BI Sudah Tembakkan Banyak 'Peluru', Pemerintah Mana Nih?

Hidayat Setiaji, CNBC Indonesia
22 November 2019 10:17
BI Sudah Tembakkan Banyak 'Peluru', Pemerintah Mana Nih?
Ilustrasi Rupiah (CNBC Indonesia/Andrean Kristianto)
Jakarta, CNBC Indonesia - Ada yang menarik usai Rapat Dewan Gubernur Bank Indonesia (RDG BI) kemarin. Rapat yang memutuskan suku bunga acuan tetap di 5% dan Giro Wajib Minimum (GWM) turun 50 basis poin (bps).

Hasil rapat tersebut mendapat respons dari pemerintah. Menko Perekonomian Airlangga Hartarto mengatakan pemerintah mendukung langkah BI yang akomodatif.

"BI tentunya telah mempertimbangkan berbagai faktor dalam keputusannya baik yang berasal dari faktor di dalam negeri maupun di luar negeri. Keputusan mempertahankan BI 7 Days Reverse Repo Rate yang diambil BI, saya rasa itu merupakan keputusan optimal. Meski tekanan inflasi di dalam negeri berada pada tren yang menurun dan nilai tukar rupiah terhadap dolar AS berada pada level yang relatif stabil, BI kemungkinan masih memandang risiko eksternal masih cukup tinggi" kata Airlangga dalam keterangan tertulis.

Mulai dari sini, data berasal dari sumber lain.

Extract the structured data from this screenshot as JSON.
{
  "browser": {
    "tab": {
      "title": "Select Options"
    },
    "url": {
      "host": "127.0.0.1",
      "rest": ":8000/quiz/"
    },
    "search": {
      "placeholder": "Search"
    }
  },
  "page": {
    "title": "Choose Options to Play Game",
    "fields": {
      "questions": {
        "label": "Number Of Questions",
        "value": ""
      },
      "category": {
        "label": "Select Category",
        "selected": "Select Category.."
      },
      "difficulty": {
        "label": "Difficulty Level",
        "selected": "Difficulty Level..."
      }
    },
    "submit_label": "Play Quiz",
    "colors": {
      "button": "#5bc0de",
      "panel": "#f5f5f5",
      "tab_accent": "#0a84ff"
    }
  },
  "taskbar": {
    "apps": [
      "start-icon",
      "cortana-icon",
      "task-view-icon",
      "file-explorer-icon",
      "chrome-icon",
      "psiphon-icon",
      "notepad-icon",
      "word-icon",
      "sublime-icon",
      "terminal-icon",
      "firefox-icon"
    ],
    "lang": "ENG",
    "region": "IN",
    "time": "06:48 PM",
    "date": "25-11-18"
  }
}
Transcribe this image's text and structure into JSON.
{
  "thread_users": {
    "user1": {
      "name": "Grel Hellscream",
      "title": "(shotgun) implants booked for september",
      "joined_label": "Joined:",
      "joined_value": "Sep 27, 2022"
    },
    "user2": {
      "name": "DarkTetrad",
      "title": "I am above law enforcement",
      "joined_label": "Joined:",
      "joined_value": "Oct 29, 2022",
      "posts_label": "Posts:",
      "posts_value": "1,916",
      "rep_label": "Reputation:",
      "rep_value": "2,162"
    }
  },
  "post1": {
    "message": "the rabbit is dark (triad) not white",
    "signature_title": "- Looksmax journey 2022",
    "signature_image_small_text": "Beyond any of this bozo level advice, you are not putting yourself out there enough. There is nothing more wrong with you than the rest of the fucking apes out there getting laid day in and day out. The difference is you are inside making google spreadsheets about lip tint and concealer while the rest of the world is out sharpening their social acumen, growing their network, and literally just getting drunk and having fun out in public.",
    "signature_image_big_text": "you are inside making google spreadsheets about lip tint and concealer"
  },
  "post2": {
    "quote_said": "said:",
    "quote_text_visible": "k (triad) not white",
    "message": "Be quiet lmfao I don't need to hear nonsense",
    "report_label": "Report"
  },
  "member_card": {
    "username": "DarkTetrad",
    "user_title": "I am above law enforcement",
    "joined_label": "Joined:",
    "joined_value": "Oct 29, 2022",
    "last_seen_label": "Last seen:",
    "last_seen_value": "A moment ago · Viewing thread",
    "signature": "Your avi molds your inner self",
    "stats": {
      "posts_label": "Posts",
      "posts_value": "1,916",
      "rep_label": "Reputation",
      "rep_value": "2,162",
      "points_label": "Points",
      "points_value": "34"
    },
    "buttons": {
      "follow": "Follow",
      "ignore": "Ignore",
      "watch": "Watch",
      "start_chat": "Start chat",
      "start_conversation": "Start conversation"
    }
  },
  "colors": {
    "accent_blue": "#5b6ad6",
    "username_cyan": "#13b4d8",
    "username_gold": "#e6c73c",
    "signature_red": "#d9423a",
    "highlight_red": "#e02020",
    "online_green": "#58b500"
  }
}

Ke depan, Airlangga memandang peluang BI untuk menurunkan suku bunga kebijakan cukup besar. Pertama, ada tren penurunan inflasi di mana pada Oktober berada di 3,13% year-on-year (YoY). Kedua, terjaganya stabilitas rupiah terhadap dolar Amerika Serikat (AS) di kisaran Rp 14.000/US$. Ketiga, suku bunga kebijakan BI saat ini sebesar 5% masih cukup tinggi bila dibandingkan dengan negara berkembang lainnya, misalnya Filipina 4%, Malaysia 3%, dan Thailand 1,5%.


"Tentunya berbagai program yang dijalankan oleh pemerintah saat ini dalam upaya mendorong pertumbuhan ekonomi dan meningkatkan kesejahteraan masyarakat tidak hanya memerlukan dukungan dari sisi fiskal tetapi juga sisi moneter dalam hal ini pihak Bank Indonesia," kata Airlangga.

Upaya mendorong pertumbuhan ekonomi tidak hanya memerlukan dukungan fiskal, tetapi juga dari sisi moneter. Bukannya terbalik, Pak...?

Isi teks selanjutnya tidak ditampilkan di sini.